In Del Vecchio, the plaintiffs complained that Amazon placed cookies on their hard drives against their wishes, even after users had attempted to block cookies with their browser setting. Under the CFAA, a plaintiff can state a civil cause of action where a defendant intentionally accesses a computer without authorization, but only if such conduct causes the plaintiff loss or damages of at least $5,000 over a one-year period. In arguing that they met the damages threshold, the Del Vecchio plaintiffs claimed that Amazon derived substantial financial gain through its use of cookies to gather the plaintiffs’ personal information. Conversely, plaintiffs claimed that they lost the opportunity to realize such gain.

Assuming the factual allegations of the complaint to be true for the purposes of the motion, the court acknowledged that, in theory, a plaintiff’s lost opportunity to sell his computer usage data to marketers could constitute a monetary loss that satisfies the $5,000 damage threshold of the CFAA.  But here, the court found that the plaintiffs’ claims were entirely speculative because they did not allege facts showing that they had the capacity or opportunity to independently monetize their raw computer usage information. As a result, the court granted Amazon’s motion to dismiss for the plaintiffs’ failure to state a claim under the CFAA.
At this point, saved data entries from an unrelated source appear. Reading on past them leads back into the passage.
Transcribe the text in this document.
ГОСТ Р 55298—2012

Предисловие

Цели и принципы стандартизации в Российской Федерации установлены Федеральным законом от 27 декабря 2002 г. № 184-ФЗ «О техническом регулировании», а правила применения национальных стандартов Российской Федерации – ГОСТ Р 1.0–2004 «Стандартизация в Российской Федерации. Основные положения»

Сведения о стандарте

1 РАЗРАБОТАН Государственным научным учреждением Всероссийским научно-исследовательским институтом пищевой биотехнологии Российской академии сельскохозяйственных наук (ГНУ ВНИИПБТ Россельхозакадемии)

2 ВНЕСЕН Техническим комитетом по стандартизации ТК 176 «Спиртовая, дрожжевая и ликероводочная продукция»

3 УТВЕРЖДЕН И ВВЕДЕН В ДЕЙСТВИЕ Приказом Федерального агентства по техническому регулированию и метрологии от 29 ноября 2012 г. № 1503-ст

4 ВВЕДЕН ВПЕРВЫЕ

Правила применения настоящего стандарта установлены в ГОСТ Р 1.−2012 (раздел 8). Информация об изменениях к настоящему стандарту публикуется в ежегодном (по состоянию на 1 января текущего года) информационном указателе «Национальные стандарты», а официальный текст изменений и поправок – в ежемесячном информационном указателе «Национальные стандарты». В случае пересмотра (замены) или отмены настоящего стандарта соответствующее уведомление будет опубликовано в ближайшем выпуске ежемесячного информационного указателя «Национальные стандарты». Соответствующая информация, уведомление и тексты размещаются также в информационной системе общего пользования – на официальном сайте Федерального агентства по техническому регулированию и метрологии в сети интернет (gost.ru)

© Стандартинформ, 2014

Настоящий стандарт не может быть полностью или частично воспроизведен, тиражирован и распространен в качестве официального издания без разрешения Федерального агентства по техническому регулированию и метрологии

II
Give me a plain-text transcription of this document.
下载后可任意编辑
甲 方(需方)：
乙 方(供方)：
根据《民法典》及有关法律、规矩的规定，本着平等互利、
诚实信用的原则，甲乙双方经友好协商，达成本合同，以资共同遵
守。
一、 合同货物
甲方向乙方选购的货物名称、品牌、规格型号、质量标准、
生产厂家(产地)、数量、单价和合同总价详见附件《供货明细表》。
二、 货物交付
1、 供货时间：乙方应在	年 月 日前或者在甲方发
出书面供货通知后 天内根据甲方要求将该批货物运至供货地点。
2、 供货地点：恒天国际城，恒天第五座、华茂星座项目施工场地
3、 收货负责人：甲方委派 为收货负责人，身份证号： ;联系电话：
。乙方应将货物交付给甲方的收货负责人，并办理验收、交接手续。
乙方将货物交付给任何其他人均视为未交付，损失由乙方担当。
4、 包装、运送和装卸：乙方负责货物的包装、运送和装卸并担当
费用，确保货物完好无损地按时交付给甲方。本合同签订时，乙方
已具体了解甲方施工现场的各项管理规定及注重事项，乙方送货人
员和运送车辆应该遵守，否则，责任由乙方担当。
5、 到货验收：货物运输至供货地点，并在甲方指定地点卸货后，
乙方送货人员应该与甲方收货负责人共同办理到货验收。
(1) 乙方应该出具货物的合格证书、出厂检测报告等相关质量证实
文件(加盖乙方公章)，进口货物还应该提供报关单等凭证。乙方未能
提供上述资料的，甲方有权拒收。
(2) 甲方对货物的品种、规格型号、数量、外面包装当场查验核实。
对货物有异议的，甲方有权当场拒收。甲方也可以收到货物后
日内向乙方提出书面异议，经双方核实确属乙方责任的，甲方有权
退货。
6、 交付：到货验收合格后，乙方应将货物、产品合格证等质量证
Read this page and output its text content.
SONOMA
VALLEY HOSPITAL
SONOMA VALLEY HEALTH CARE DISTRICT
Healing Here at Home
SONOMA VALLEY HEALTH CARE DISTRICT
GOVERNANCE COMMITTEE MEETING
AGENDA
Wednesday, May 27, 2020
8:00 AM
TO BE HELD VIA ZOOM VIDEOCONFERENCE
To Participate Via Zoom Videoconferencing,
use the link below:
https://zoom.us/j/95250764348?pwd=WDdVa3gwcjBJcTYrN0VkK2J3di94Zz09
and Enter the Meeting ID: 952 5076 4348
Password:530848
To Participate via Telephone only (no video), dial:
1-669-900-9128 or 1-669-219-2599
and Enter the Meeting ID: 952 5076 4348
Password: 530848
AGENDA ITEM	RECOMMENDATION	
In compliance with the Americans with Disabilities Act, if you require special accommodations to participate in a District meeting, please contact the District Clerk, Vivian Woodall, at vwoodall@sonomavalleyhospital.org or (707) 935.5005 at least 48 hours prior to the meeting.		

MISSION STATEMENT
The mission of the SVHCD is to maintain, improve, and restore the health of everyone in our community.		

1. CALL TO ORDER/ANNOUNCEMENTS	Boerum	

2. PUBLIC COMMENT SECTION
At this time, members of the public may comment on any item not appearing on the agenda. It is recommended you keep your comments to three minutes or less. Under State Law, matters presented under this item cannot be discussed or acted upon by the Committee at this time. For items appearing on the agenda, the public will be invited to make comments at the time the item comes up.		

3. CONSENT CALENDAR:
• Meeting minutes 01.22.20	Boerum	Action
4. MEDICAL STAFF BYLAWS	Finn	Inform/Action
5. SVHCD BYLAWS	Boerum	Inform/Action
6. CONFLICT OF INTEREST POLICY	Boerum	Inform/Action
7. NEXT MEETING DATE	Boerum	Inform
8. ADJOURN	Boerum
The court further found that the plaintiffs still might have a viable claim under Washington’s Consumer Protection Act (the “WCPA”). The WCPA requires a showing of injury, but, unlike the CFAA, does not require a plaintiff to demonstrate monetary damages in order to satisfy the requirement. In this case, the court stated that in order to allege an injury, the plaintiffs would need to demonstrate that Amazon accessed their computers or their information without authorization.

The court noted that Amazon’s “Conditions of Use and Privacy Notice” notifies visitors to Amazon sites that the company uses cookies and that the terms state that the plaintiffs’ use of Amazon was conditioned on their acceptance of those very terms. The court asked the parties to file additional briefings on the issues of: (1) whether plaintiffs had authorized Amazon’s use of cookies and (2) whether Amazon’s conduct was unfair or deceptive in light of Amazon’s terms.

In light of the Del Vecchio decision, the recent EU cookie regulation, and concerns raised by the FTC regarding cookies, website operators should re-evaluate the manner in which they disclose cookies deployed on their website and obtain consent from users for placing these cookies on users’ browsers. While it appears that the CFAA is not available as a vehicle for privacy class action claims, privacy class action attorneys are continuing to look for other legal bases for such claims, such as the WCDA. Increased regulatory scrutiny of cookie practices is likely to further stir such litigation.

But the Del Vecchio decision also issues a challenge for privacy advocates looking to protect consumer web browsing practices. Under the holding in Del Vecchio, if consumers could sell their web usage information to marketers, then they could invoke the CFAA to prevent third parties from deploying cookies to take this web usage information without their consent. Rather than more class actions, consumers may be better served by the development of marketplaces where they can sell their web usage information for marketing purposes, rather than giving it away to the websites they access.